Kekse waren um die Zeit der Wende ins 20. Jahrhundert hierzulande allerdings eher dünn und knusprig. Die neue Kuchenmode dagegen war ganz schön aufwändig, dafür bullert im schwülen Sommer ewig der Ofen, und dann hat man da eine Riesentorte herumstehen. Es leuchtet ein, dass findige BäckerInnen einen trendy Mittelweg fanden: drop cake. Also Kuchenteig, der dick genug ist, dass man ihn auf ein Blech plumpsen lassen kann und er nicht ganz zerläuft und recht schnell fertiggebacken ist. Und dann nutzt man einfach die flache Seite aus, um die Schwarzweißmode auch noch draufzupinseln. Klingt logisch.

Ob diese Art zu backen allerdings in den USA wirklich ganz neu war, bleibt dahingestellt. Vielleicht ist sie vielmehr zwischen den Jahrhunderten in Vergessenheit geraten. Im Holland des 17. und 18. Jahrhunderts hatten Leute mit Geld und Geschmack eine Schwäche für Kuchen, und sie mochten sie in Miniformat – koekjes (sprich: kuckjes), Küchlein, klingen verdächtig nach cookies. Just sayin’!

In New York City bekommt ihr an jeder Ecke in Plastik eingeschweißte Black and White Cookies – und die schmecken so, wie es ihre lange Zutatenliste vermuten lässt. Finger wech! Bäckereien unterschiedlichster Couleur haben frische Black and White Cookies, unter anderem

  • Zaro’s im Grand Central Terminal,
  • Amy’s Bakery im Chelsea Market,
  • William Greenberg Desserts (Madison Avenue zw. 82nd und 83rd St)
  • und viele weitere Bakeries, Bake Shops und oft auch in Bagel Shops.
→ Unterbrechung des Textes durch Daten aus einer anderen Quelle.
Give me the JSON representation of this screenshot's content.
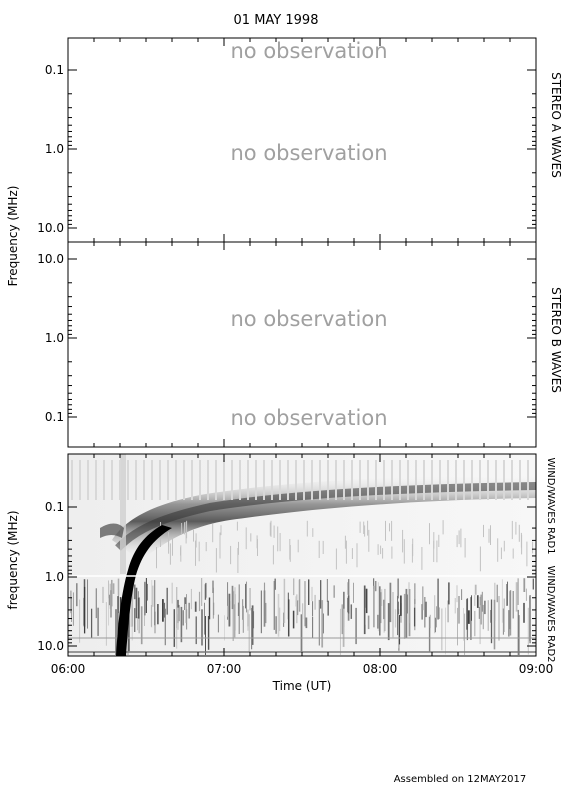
{
  "title": "01 MAY 1998",
  "footer": "Assembled on 12MAY2017",
  "x_axis": {
    "label": "Time (UT)",
    "ticks": [
      "06:00",
      "07:00",
      "08:00",
      "09:00"
    ]
  },
  "shared_ylabel": "Frequency (MHz)",
  "panels": [
    {
      "id": "stereo-a",
      "side_label": "STEREO A WAVES",
      "y_ticks": [
        "0.1",
        "1.0",
        "10.0"
      ],
      "status_text": [
        "no observation",
        "no observation"
      ]
    },
    {
      "id": "stereo-b",
      "side_label": "STEREO B WAVES",
      "y_ticks": [
        "10.0",
        "1.0",
        "0.1"
      ],
      "status_text": [
        "no observation",
        "no observation"
      ]
    },
    {
      "id": "wind",
      "ylabel": "frequency (MHz)",
      "side_label_upper": "WIND/WAVES RAD1",
      "side_label_lower": "WIND/WAVES RAD2",
      "y_ticks": [
        "0.1",
        "1.0",
        "10.0"
      ]
    }
  ],
  "chart_data": {
    "type": "heatmap",
    "title": "01 MAY 1998",
    "xlabel": "Time (UT)",
    "x_range": [
      "06:00",
      "09:00"
    ],
    "y_scale": "log",
    "panels": [
      {
        "name": "STEREO A WAVES",
        "ylabel": "Frequency (MHz)",
        "y_range": [
          0.04,
          14
        ],
        "data": "no observation"
      },
      {
        "name": "STEREO B WAVES",
        "ylabel": "Frequency (MHz)",
        "y_range": [
          14,
          0.04
        ],
        "data": "no observation"
      },
      {
        "name": "WIND/WAVES RAD1 / RAD2",
        "ylabel": "frequency (MHz)",
        "y_range": [
          0.02,
          14
        ],
        "features": [
          {
            "kind": "type III burst",
            "start": "06:17",
            "end": "06:40",
            "freq_from": 14,
            "freq_to": 0.05
          },
          {
            "kind": "broad dark band",
            "start": "06:30",
            "end": "09:00",
            "freq_from": 0.3,
            "freq_to": 0.05
          }
        ]
      }
    ]
  },
  "colors": {
    "axes": "#000000",
    "status_text": "#a0a0a0",
    "spectrogram_background": "#f4f4f4",
    "burst": "#000000"
  }
}
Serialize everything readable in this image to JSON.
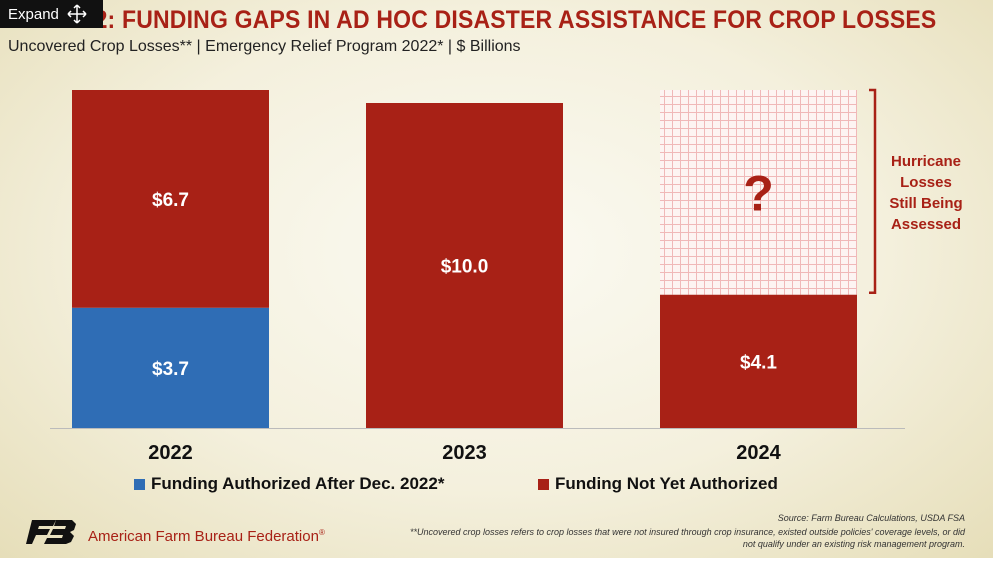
{
  "title": "FIGURE 2: FUNDING GAPS IN AD HOC DISASTER ASSISTANCE FOR CROP LOSSES",
  "subtitle": "Uncovered Crop Losses** | Emergency Relief Program 2022* | $ Billions",
  "expand_button": {
    "label": "Expand",
    "icon": "move-arrows-icon"
  },
  "chart_data": {
    "type": "bar",
    "stacked": true,
    "categories": [
      "2022",
      "2023",
      "2024"
    ],
    "series": [
      {
        "name": "Funding Authorized After Dec. 2022*",
        "values": [
          3.7,
          0,
          0
        ],
        "labels": [
          "$3.7",
          "",
          ""
        ],
        "color": "#2f6db5"
      },
      {
        "name": "Funding Not Yet Authorized",
        "values": [
          6.7,
          10.0,
          4.1
        ],
        "labels": [
          "$6.7",
          "$10.0",
          "$4.1"
        ],
        "color": "#a82116"
      }
    ],
    "unknown_extension": {
      "category": "2024",
      "symbol": "?",
      "note": "Hurricane Losses Still Being Assessed",
      "pattern": "hatched-grid"
    },
    "ylim": [
      0,
      10.4
    ],
    "legend_position": "bottom"
  },
  "legend": [
    {
      "label": "Funding Authorized After Dec. 2022*",
      "color": "#2f6db5"
    },
    {
      "label": "Funding Not Yet Authorized",
      "color": "#a82116"
    }
  ],
  "annotation_lines": [
    "Hurricane",
    "Losses",
    "Still Being",
    "Assessed"
  ],
  "footer": {
    "org": "American Farm Bureau Federation",
    "org_mark": "®",
    "source": "Source: Farm Bureau Calculations, USDA FSA",
    "note": "**Uncovered crop losses refers to crop losses that were not insured through crop insurance, existed outside policies' coverage levels, or did not qualify under an existing risk management program."
  },
  "colors": {
    "accent": "#a82116",
    "blue": "#2f6db5",
    "hatch": "#f0b8b8"
  }
}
Typisch New York soll es angeblich sein, wenn die Kekse ein bisschen zitronig schmecken. Ich bin mir nur nicht so sicher, ob das wirklich Zitrone ist, was da die Zunge reizt. Viele Rezepte, die ich fand, bestehen auf Buttermilch als Zutat. Damit, genauer gesagt nach einem Rezept von Epicurious, habe ich meine kleinen Amerikaner gebacken – genau, beim Backen kamen die Kindheitserinnerungen, und dann war nix mit halb Vanille-, halb Schokoglasur … – und der Teig ist herrlich fluffig geworden.